Hey, glad to see it solved the error at least.

I believe the warning is caused by a too small binSize. What is the range of values in your data? I haven’t played around with this option, but try scaling the data (with cyCombine::normalize(norm_method=“scale”) before detecting batch effects.

Visually, it seems there are some minor batch effects that you would benefit from correcting.

Q3. you can argue for both. They also inform of batch effects, but they aren’t technically necessary to include.

I hope this answer is helpful :)

Best regards, Søren

denvercal1234GitHub commented 1 month ago

Thank you very much Søren for your continued help with this. Hopefully it will also be helpful to other users of cyCombine.

Might I quickly confirm that I should run cyCombine::normalize(norm_method=“scale”) before running cyCombine::detect_batch_effect(norm_method = "scale")? Because I saw within cyCombine::detect_batch_effect there is already an argument for norm_method; does this double-scale the data?

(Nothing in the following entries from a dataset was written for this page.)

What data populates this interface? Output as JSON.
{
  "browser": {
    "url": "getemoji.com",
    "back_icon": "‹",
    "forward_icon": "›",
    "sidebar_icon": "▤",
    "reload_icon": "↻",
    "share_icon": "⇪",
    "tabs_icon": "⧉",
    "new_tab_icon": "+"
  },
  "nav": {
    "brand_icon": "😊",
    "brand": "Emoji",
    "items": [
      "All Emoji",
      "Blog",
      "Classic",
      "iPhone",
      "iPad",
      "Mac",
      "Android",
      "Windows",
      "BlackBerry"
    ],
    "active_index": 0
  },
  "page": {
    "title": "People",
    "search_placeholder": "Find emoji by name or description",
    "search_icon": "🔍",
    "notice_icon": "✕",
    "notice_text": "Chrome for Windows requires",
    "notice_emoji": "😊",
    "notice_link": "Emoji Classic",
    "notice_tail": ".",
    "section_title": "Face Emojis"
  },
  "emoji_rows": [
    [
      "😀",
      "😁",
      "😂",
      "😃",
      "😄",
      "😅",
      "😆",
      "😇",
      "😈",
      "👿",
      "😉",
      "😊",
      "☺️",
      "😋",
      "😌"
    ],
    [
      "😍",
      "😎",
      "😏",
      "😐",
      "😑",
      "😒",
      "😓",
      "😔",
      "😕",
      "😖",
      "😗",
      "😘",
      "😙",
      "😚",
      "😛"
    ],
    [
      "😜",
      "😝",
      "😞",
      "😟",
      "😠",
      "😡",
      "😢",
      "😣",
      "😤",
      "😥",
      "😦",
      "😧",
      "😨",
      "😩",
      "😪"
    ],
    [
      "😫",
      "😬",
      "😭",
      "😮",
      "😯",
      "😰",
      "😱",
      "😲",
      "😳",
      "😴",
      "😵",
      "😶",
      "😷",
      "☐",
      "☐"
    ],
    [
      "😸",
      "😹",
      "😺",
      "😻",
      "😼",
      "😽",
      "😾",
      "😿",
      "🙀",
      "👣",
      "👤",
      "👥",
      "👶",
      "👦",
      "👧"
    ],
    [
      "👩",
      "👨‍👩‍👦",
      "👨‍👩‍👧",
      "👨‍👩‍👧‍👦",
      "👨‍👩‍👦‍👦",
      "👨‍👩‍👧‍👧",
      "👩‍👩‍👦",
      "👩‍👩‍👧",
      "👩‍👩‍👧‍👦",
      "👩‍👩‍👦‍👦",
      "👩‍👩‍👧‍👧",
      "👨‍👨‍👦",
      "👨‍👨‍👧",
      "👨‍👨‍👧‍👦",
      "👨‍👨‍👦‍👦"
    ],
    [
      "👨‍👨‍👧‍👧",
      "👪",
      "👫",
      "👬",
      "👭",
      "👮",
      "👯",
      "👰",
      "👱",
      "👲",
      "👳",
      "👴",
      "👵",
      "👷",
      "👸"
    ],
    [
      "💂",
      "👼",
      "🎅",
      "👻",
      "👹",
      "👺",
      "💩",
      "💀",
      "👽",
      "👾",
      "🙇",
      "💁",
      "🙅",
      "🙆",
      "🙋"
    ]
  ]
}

shdam commented 1 month ago

Hey,

Yes, you could do something like:

F64LiveSinglet_spectral |>
   cyCombine::normalize(norm_method=“scale”) |>
   cycombine::detect_batch_effect(…)

Normalizing in detect_batch_effect is solely before clustering (which you don’t do when specifying labels). You are thus not double-scaling, and specifying norm_method there is redundant - same with x/ydim.

Best regards, Søren